Daher spricht Schmidt-Futterer a.a.O. von einem Heranziehen pauschalierter Abzüge um diesem Phänomen zu begegnen. Die prozentualen Werte, um die der Datenbestand bereinigt werden sollte, dürfen jedoch nicht willkürlich sein. Sie müssen auf praktischen Erfahrungen oder einer eigenen Stichprobe beruhen. Hier bleiben die Erfahrungen im Rahmen der Datenanalyse für den Mietspiegel für München 2017 abzuwarten. In diesem Sinne meint auch Schmidt-Futterer, a.a.O., dass für Gemeinden mit Mietpreisbremse statistische Verfahren erst noch entwickelt werden müssten, da es zahlreiche Ausnahmen gäbe.

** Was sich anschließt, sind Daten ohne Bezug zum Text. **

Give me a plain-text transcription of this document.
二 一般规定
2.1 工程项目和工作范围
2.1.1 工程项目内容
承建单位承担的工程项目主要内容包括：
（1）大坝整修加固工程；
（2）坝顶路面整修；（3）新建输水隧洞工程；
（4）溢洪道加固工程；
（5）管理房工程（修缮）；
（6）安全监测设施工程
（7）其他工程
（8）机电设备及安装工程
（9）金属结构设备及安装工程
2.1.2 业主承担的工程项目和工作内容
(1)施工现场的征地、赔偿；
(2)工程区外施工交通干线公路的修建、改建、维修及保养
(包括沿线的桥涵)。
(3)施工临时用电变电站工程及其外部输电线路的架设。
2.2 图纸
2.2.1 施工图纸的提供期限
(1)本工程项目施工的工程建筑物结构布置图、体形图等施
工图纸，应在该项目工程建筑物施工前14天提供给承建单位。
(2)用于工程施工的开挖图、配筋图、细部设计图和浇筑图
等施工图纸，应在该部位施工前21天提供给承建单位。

Da die Mietpreisbremse erst zum 1.8.2015 in der Landeshauptstadt München eingeführt wurde und der für den Mietspiegel für München 2017 relevante Erhebungszeitraum bereits die Jahre 2012 bis 2015 umfasst (vgl. oben), dürfte der Anteil an unrechtmäßig vereinbarten Neuvertragsmieten eher unbedeutend ausfallen. Dies hat zur Folge, dass die Auswirkung von Mieten, die entgegen der Einhaltung der Regeln der Mietpreisbremse vereinbart wurden, erst in den folgenden Mietspiegeln ein größeres Gewicht erlangen dürfte.Frage 7:
Ist der LH München bekannt, in welchem Umfang das Bestellerprinzip bei Maklerprovisionen umgangen wird?
Antwort:
Im zuständigen Fachbereich Makler- und Provisionsrecht des Kreisverwaltungsreferates gingen bislang vier Beschwerden von Mieterinnen und Mietern ein, wovon zwei unberechtigt waren. In den anderen beiden Fällen wurden Ordnungswidrigkeitenverfahren eingeleitet, die derzeit noch anhängig sind (Stand 4.4.2016).
Frage 8:
Ist der LH München bekannt, wie viele Verfahren auf Grund einer Missach- tung der Mietpreisbremse bereits (erfolgreich) geführt wurden?
Antwort:
Hierfür sind keine belastbaren Zahlen bekannt.